Então, venho à tribuna chamar a atenção mais uma vez para esse assunto: que o Governo Federal, que é o responsável, conclua imediatamente as obras do aeroporto de Goiânia, uma das principais capitais de nosso País. Nosso Estado colabora, e muito, para o desenvolvimento do Brasil. E os passageiros que lá embarcam têm os mesmos direitos daqueles que utilizam outros aeroportos. No entanto, o Governo do Presidente Lula não tem tido respeito com aqueles que utilizam o terminal do aeroporto de Goiânia.
Outro tema que me traz aqui, já abordado por outros colegas, é o pacote para moradias lançado pelo Presidente Lula com muita pompa. Sabemos perfeitamente que os grandes centros, a exemplo da Capital Federal, já não suportam a quantidade de pessoas que vêm para ficar. Esse pacote vai incentivar a população a deixar o interior do Brasil, quando deveria fazer o inverso, evitando inchar ainda mais os grandes centros brasileiros.
Governadores e Prefeitos de capitais não suportam mais as demandas com relação à saúde, à educação e à infraestrutura. Esse pacote, da maneira que apresentaram, vai incentivar aqueles que estão no interior do Brasil a irem para os grandes centros, inchando ainda mais as regiões metropolitanas. Isso ocorre quase que unanimemente, nos grandes centros brasileiros, de norte a sul, de leste a oeste.

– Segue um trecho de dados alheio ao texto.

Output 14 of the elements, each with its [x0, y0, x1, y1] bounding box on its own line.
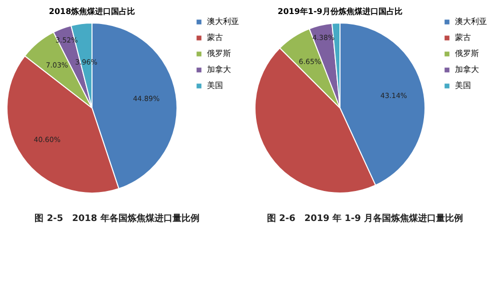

Então o Governo Federal, que lançou esse pacote, deveria ter dado a oportunidade para que fizéssemos o inverso: que as pessoas que estão sem oportunidade, vivendo da miséria e da violência nos grandes centros, pudessem voltar ao interior do Brasil.
Sou Deputado do interior, a exemplo de V.Exa., Sr. Presidente, portanto, sabemos dessa realidade. No entanto, no pacote apresentado, cidades com menos de 100 mil habitantes não vão ter oportunidade de construir moradias. O assunto preocupa-nos muito, porque sabemos que, nos grandes centros, o custo desses conjuntos habitacionais será muito maior. Isso é claro, porque a infraestrutura a ser implantada em um grande centro é muito maior do aquela de uma pequena cidade.

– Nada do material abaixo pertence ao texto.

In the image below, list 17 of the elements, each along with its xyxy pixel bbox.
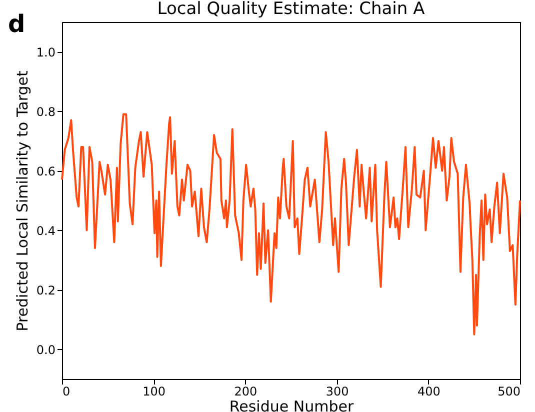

Mas essa discussão virá para a Câmara e para o Senado. Então, será uma boa oportunidade de colaborarmos, independentemente de sermos Oposição ou Situação. Assim, poderemos dar um rumo a essa questão do programaapresentado pelo Presidente com seus Ministros, sobre a moradia de que o Brasil precisa. Sabemos que a demanda é muito maior, mas, por etapas, vamos resolvendo.

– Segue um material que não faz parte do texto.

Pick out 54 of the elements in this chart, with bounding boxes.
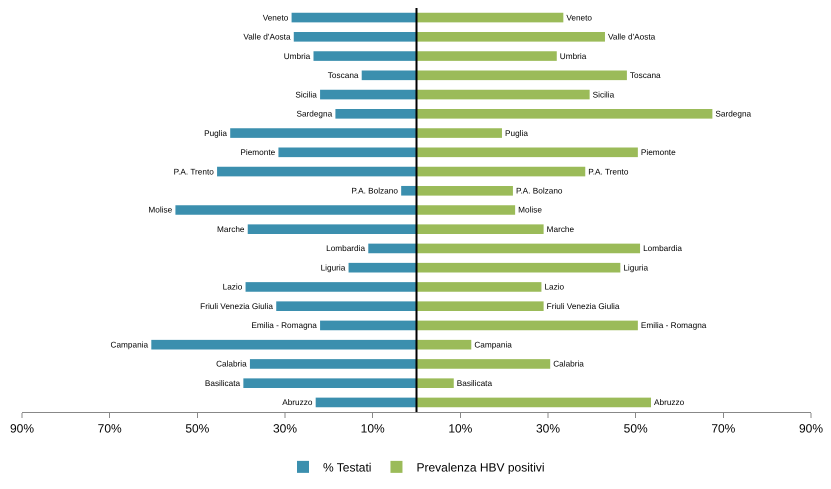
x-tick-label: 50% [185,421,210,436]
bar [292,12,416,22]
bar [416,12,564,22]
bar [416,320,638,330]
bar [276,301,416,311]
bar [416,359,550,369]
bar [416,398,652,408]
bar [348,262,416,273]
x-tick-label: 70% [98,421,122,436]
bar [230,128,416,138]
bar [248,224,416,234]
bar [320,90,416,100]
x-tick-label: 90% [10,421,34,436]
bar [316,398,416,408]
bar [246,282,416,292]
bar [217,166,416,176]
x-tick-label: 10% [360,421,385,436]
bar [250,359,416,369]
bar [416,32,605,42]
bar [416,186,513,196]
bar [320,320,416,330]
bar [335,109,416,119]
x-tick-label: 70% [711,421,736,436]
bar [362,70,416,80]
bar [416,301,544,311]
x-tick-label: 90% [798,421,824,436]
bar [313,51,416,61]
bar [368,244,416,254]
bar [416,340,472,350]
legend-label: % Testati [323,460,372,475]
bar [175,205,416,215]
bar [416,244,640,254]
x-tick-label: 10% [448,421,473,436]
legend-label: Prevalenza HBV positivi [416,460,545,475]
bar [416,205,516,215]
bar [151,340,416,350]
bar [278,147,416,158]
bar [416,90,590,100]
bar [416,224,544,234]
bar [416,166,586,176]
x-tick-label: 30% [272,421,298,436]
bar [294,32,416,42]
bar [416,51,557,61]
x-tick-label: 30% [536,421,560,436]
bar [401,186,416,196]
bar [416,378,454,388]
bar [416,70,627,80]
bar [416,128,502,138]
bar [416,147,638,158]
x-tick-label: 50% [624,421,648,436]
bar [243,378,416,388]
bar [416,109,712,119]
bar [416,282,542,292]
bar [416,262,620,273]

Agora, o Governo Federal não pode incentivar mais pessoas a ficarem desassistidas, sem moradia, nos rincões brasileiros e a virem para os grandes centros, aumentando os índices de violência e as demandas que as autoridades responsáveis pelas regiões metropolitanas têm de atender.
Sr. Presidente, Sras. e Srs. Deputados, muito obrigado.